With further uncertainty about when supporters could return to live events after planned pilots for this week were halted by the Government, there is now a real possibility that no fans will watch Rugby League live until 2021.
And Carter, who insists Wakefield are well-prepared to make it through 2020, told League Express he worries how clubs will cope if they cannot promise a full season ticket to supporters for 2021, thus making them harder to sell and causing further income issues.
When asked how soon he felt it would be before clubs encountered serious financial implications, Carter said: “I think without further interventions, it could be before the start of the season.
“For a lot of clubs, season ticket money over the off-season is a massive thing. With the interventions we’ve had this year, there’s probably a way of getting over the line in 2020.
“But that money will run out pretty quickly and it’s not looking great for fans, so we’ve got to find a way where even for just 5,000 fans to get in to the bigger grounds. The government are going to have to trust us.”
On Wakefield’s own financial situation, Carter said: “The big thing for me is that this year, I’d never planned on crowds; we were hopeful but weren’t banking on crowds.
“The big thing on the horizon is how do I sell a season ticket?

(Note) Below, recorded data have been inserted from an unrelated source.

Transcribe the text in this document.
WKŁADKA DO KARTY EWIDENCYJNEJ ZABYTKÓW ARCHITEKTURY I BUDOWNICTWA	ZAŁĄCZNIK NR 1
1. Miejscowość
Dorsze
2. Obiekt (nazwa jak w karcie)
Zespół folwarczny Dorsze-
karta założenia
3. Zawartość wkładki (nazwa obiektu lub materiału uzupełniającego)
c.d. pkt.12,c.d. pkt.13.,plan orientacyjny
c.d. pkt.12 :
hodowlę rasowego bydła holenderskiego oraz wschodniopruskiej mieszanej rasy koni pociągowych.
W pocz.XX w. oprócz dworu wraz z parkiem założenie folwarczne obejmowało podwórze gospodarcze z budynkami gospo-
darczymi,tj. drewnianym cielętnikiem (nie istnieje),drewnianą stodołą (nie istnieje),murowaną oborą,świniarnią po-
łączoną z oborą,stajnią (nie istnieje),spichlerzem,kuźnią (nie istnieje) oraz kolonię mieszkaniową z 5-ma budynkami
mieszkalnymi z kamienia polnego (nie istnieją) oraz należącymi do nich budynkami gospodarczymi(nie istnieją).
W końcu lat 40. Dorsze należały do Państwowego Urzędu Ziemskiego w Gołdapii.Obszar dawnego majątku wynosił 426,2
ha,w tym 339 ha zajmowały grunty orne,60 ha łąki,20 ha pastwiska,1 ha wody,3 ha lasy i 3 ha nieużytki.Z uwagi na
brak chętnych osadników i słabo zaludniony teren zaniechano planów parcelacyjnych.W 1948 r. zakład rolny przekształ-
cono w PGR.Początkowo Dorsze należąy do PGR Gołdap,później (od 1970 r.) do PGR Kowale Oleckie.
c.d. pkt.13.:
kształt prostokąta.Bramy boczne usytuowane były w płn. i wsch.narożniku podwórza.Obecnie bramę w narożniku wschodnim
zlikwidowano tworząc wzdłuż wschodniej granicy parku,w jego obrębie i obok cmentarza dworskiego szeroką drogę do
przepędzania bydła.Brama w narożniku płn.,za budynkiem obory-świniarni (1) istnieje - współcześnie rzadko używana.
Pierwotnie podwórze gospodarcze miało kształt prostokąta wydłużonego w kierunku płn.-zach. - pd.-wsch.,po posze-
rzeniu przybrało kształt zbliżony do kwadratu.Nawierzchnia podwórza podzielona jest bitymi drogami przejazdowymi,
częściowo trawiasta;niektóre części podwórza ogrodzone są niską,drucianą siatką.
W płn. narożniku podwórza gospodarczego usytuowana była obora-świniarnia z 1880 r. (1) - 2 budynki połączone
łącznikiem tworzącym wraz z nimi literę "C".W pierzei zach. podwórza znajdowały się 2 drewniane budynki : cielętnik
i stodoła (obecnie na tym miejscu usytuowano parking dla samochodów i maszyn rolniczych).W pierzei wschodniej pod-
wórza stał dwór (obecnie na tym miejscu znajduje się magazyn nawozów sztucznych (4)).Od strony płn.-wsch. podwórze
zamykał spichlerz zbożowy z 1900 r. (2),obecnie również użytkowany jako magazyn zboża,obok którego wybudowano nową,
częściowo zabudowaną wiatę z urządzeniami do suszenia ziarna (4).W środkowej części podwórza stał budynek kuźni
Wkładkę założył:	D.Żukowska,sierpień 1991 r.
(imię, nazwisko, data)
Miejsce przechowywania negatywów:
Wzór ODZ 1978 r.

There’s no firm date of when anyone is going to use that ticket and, while I’m completely thankful that our hardcore fans donated their unused season-ticket money back, I wouldn’t expect them to do it next year – that’s the real big challenge.”
Carter has suggested Super League could introduce a competition-wide approach to sell season tickets to fans as one possible solution.
He said: “The thought is that we’ve got a World Cup at the end of next year, so we’re looking at a challenging calendar.
“You can reduce games, but you then reduce season ticket money, and it’s a difficult circle to square up. There’s lots of different factors at play. Could clubs do something together to make it work? Perhaps, but we need to think about how we survive this.”